The group on stage Saturday evening was among the best ensembles I've seen over several years of Stepper watching. First seen two years ago, Jon Bell, a tall gangling gentleman who moves very well, especially as Barack Obama -- with all the president's halting speech patterns to gather his thoughts, and his poking hand gestures to make certain points -- now bears touches of gray in his presidential wig to reflect the rigors-of-office, as we suggested should happen two years ago.

Bell also proves a fine tourist minister of Iraq, president of Greece, Keith Richards, and a fair Marco Rubio.


The delight of the show was Kevin Corbett, a stand-up natural who made not only a splendid Joe Biden, Jay Carney, Mitch McConnell -- complete with trembling chin -- as well as the N.R.A. rifleman and the T.S.A. airport groper, he produced a truly funny "Lirty Dies," the group's customary wacky spoonerism monologue that always seems to make hilarious sense.

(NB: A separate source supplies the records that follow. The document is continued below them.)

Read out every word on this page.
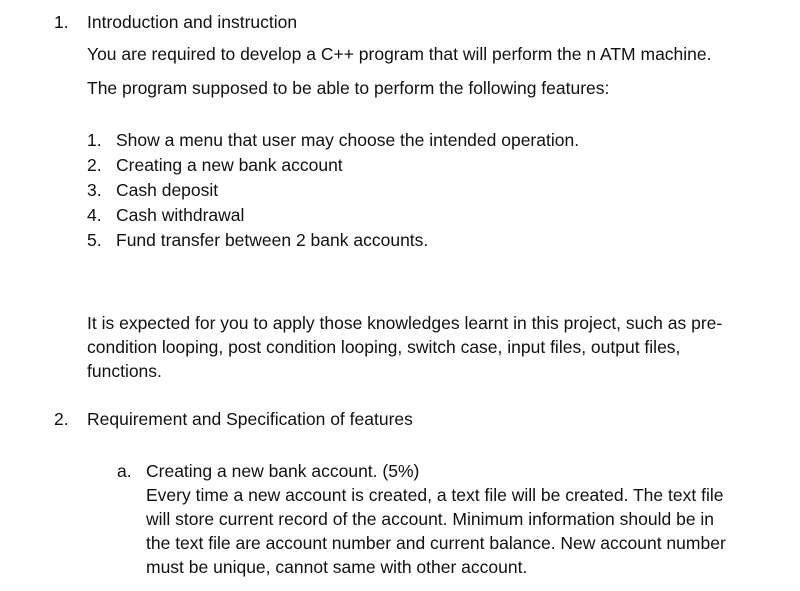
1. Introduction and instruction
You are required to develop a C++ program that will perform the n ATM machine.
The program supposed to be able to perform the following features:
1. Show a menu that user may choose the intended operation.
2. Creating a new bank account
3. Cash deposit
4. Cash withdrawal
5. Fund transfer between 2 bank accounts.
It is expected for you to apply those knowledges learnt in this project, such as pre-
condition looping, post condition looping, switch case, input files, output files,
functions.
2. Requirement and Specification of features
a. Creating a new bank account. (5%)
Every time a new account is created, a text file will be created. The text file
will store current record of the account. Minimum information should be in
the text file are account number and current balance. New account number
must be unique, cannot same with other account.
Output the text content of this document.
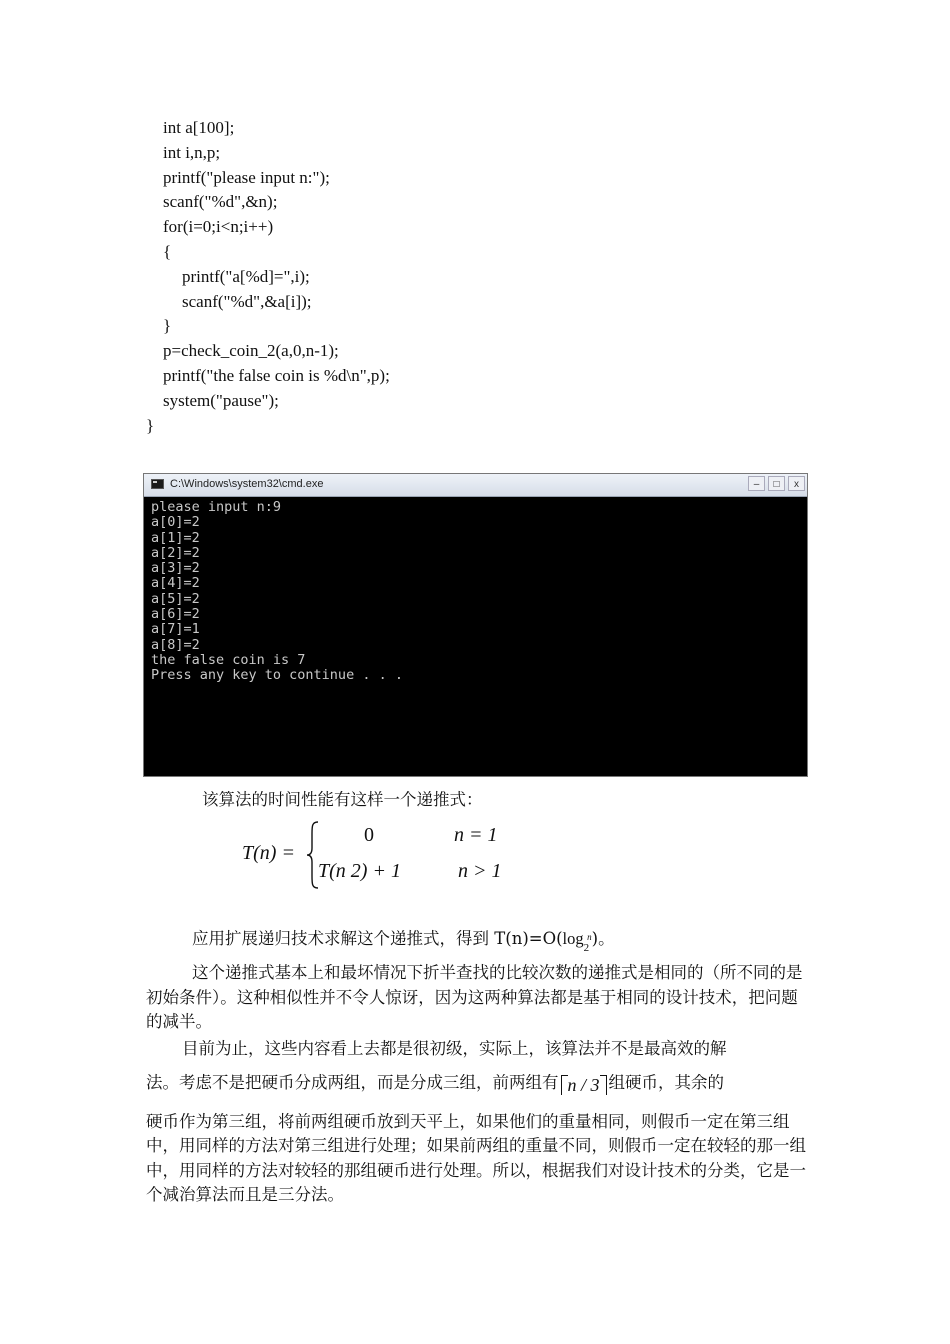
int a[100];
int i,n,p;
printf("please input n:");
scanf("%d",&n);
for(i=0;i<n;i++)
{
printf("a[%d]=",i);
scanf("%d",&a[i]);
}
p=check_coin_2(a,0,n-1);
printf("the false coin is %d\n",p);
system("pause");
}
C:\Windows\system32\cmd.exe	–	□	x
please input n:9
a[0]=2
a[1]=2
a[2]=2
a[3]=2
a[4]=2
a[5]=2
a[6]=2
a[7]=1
a[8]=2
the false coin is 7
Press any key to continue . . .
该算法的时间性能有这样一个递推式：
T(n) =
0
T(n 2) + 1
n = 1
n > 1
应用扩展递归技术求解这个递推式，得到 $T(n)=O(\log_2^n)$。
这个递推式基本上和最坏情况下折半查找的比较次数的递推式是相同的（所不同的是初始条件）。这种相似性并不令人惊讶，因为这两种算法都是基于相同的设计技术，把问题的减半。
目前为止，这些内容看上去都是很初级，实际上，该算法并不是最高效的解
法。考虑不是把硬币分成两组，而是分成三组，前两组有 n / 3 组硬币，其余的
硬币作为第三组，将前两组硬币放到天平上，如果他们的重量相同，则假币一定在第三组中，用同样的方法对第三组进行处理；如果前两组的重量不同，则假币一定在较轻的那一组中，用同样的方法对较轻的那组硬币进行处理。所以，根据我们对设计技术的分类，它是一个减治算法而且是三分法。
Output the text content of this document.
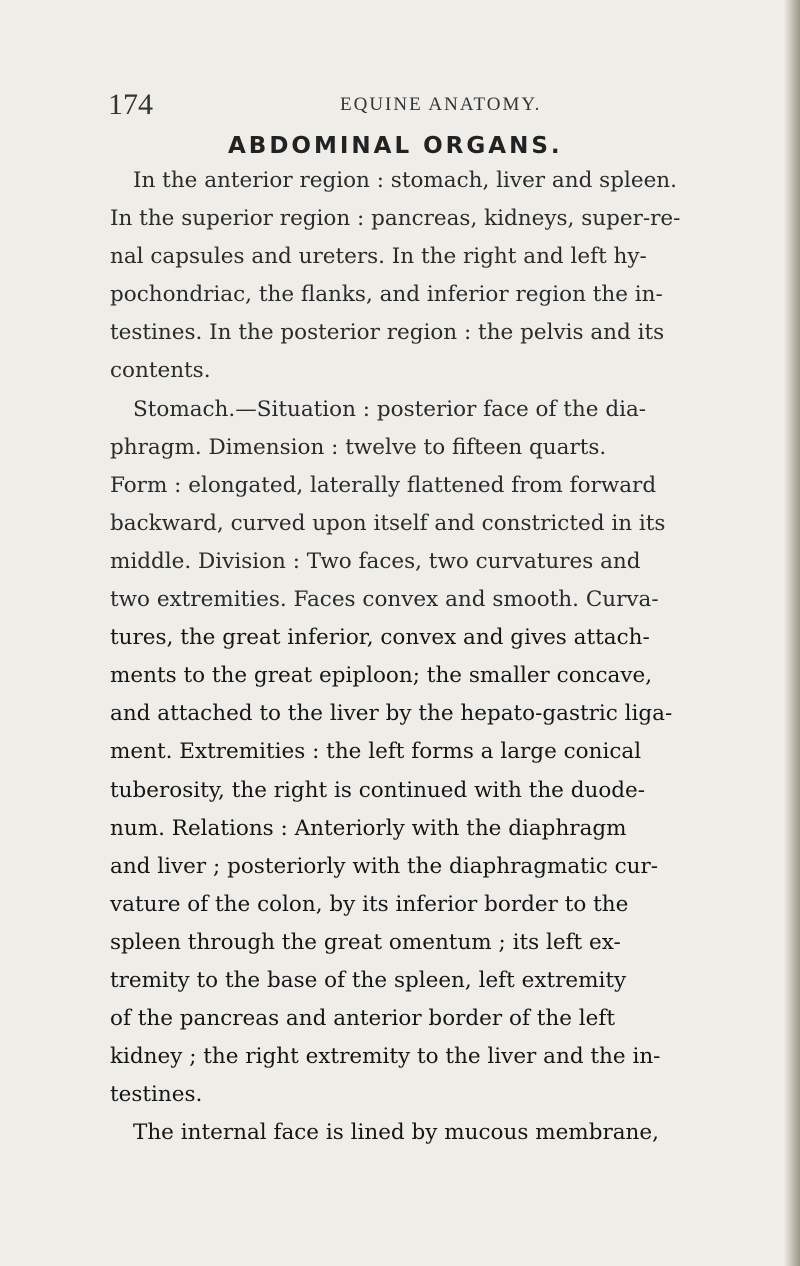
174	EQUINE ANATOMY.
ABDOMINAL ORGANS.
In the anterior region : stomach, liver and spleen.
In the superior region : pancreas, kidneys, super-re-
nal capsules and ureters. In the right and left hy-
pochondriac, the flanks, and inferior region the in-
testines. In the posterior region : the pelvis and its
contents.
Stomach.—Situation : posterior face of the dia-
phragm. Dimension : twelve to fifteen quarts.
Form : elongated, laterally flattened from forward
backward, curved upon itself and constricted in its
middle. Division : Two faces, two curvatures and
two extremities. Faces convex and smooth. Curva-
tures, the great inferior, convex and gives attach-
ments to the great epiploon; the smaller concave,
and attached to the liver by the hepato-gastric liga-
ment. Extremities : the left forms a large conical
tuberosity, the right is continued with the duode-
num. Relations : Anteriorly with the diaphragm
and liver ; posteriorly with the diaphragmatic cur-
vature of the colon, by its inferior border to the
spleen through the great omentum ; its left ex-
tremity to the base of the spleen, left extremity
of the pancreas and anterior border of the left
kidney ; the right extremity to the liver and the in-
testines.
The internal face is lined by mucous membrane,
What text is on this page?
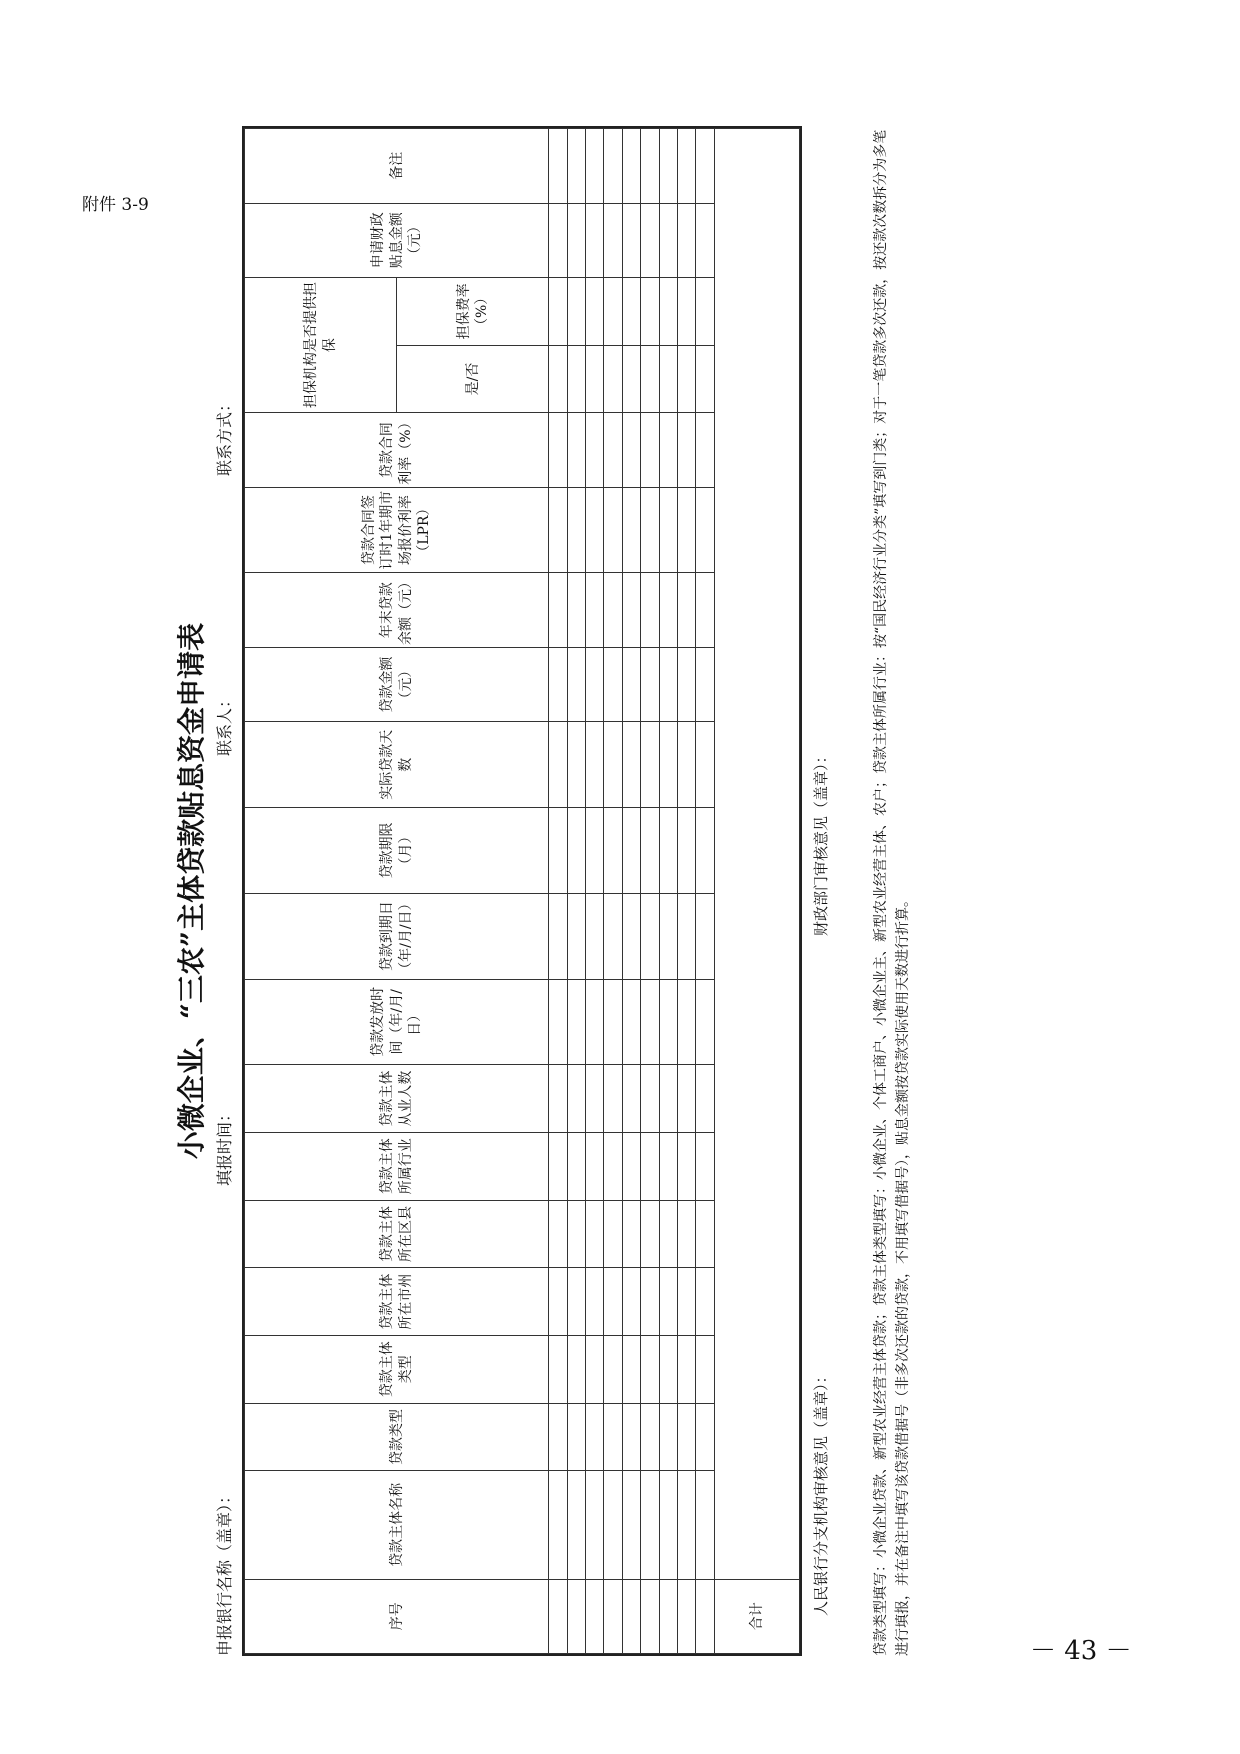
附件 3-9
小微企业、“三农”主体贷款贴息资金申请表
申报银行名称（盖章）：
填报时间：
联系人：
联系方式：
序号	贷款主体名称	贷款类型	贷款主体类型	贷款主体所在市州	贷款主体所在区县	贷款主体所属行业	贷款主体从业人数	贷款发放时间（年/月/日）	贷款到期日（年/月/日）	贷款期限（月）	实际贷款天数	贷款金额（元）	年末贷款余额（元）	贷款合同签订时1年期市场报价利率（LPR）	贷款合同利率（%）	担保机构是否提供担保		申请财政贴息金额（元）	备注
																是/否	担保费率（%）		

合计																			
人民银行分支机构审核意见（盖章）：
财政部门审核意见（盖章）：	贷款类型填写：小微企业贷款、新型农业经营主体贷款；贷款主体类型填写：小微企业、个体工商户、小微企业主、新型农业经营主体、农户；贷款主体所属行业：按“国民经济行业分类”填写到门类；对于一笔贷款多次还款，按还款次数拆分为多笔进行填报，并在备注中填写该贷款借据号（非多次还款的贷款，不用填写借据号），贴息金额按贷款实际使用天数进行折算。	－ 43 －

His timing, and sensitivity to audience reaction are impeccable.

Evan Casey fit well into a number of roles, including the all-purpose Pope Francis, and also Queen Elizabeth with Kate Middleton (Jenny Corbett) and the new royal offspring. But Casey and others in this skit must remember that the Queen always totes that white purse, its handle attached to one arm.


Felicia Curry, also admired two years ago, returned as a marvelous hooded undocumented immigrant with a surprise for the border guard, and as a nurse explaining unheard-of Obamacare benefits.

Tying the show together, Howard Breitbart once more proved how much color one can pull from a humble Kurtzweil keyboard, and the extraordinary hilarity he continues to discover in parodies he's doubtlessly seen and heard hundreds of times.

The wonderful paean to Antonin Scalia, set to the melody of Leonard Bernstein and Stephen Sondheim's "Maria," heard last year, was revived in an earlier performance this month by Janet Davidson Gordon and Delores King Williams as Sonia Sotomayor and Ruth Bader Ginsburg.

Gordon also tendered a convincing Nancy Pelosi who almost could blink, and a superb Hillary Clinton in the number "Lie, Lie, Lie."


So whatever the topic, whether it be the foibles of Anthony Weiner and Eliot Spitzer, an imagined gay marriage of Harry Reid and McConnell or the contraception pill, the Capital Steppers are on it, as long, they point out, as it can rhyme. And it's fun, and instructive sometimes, to hear it all coming out of different mouths in repeated visits.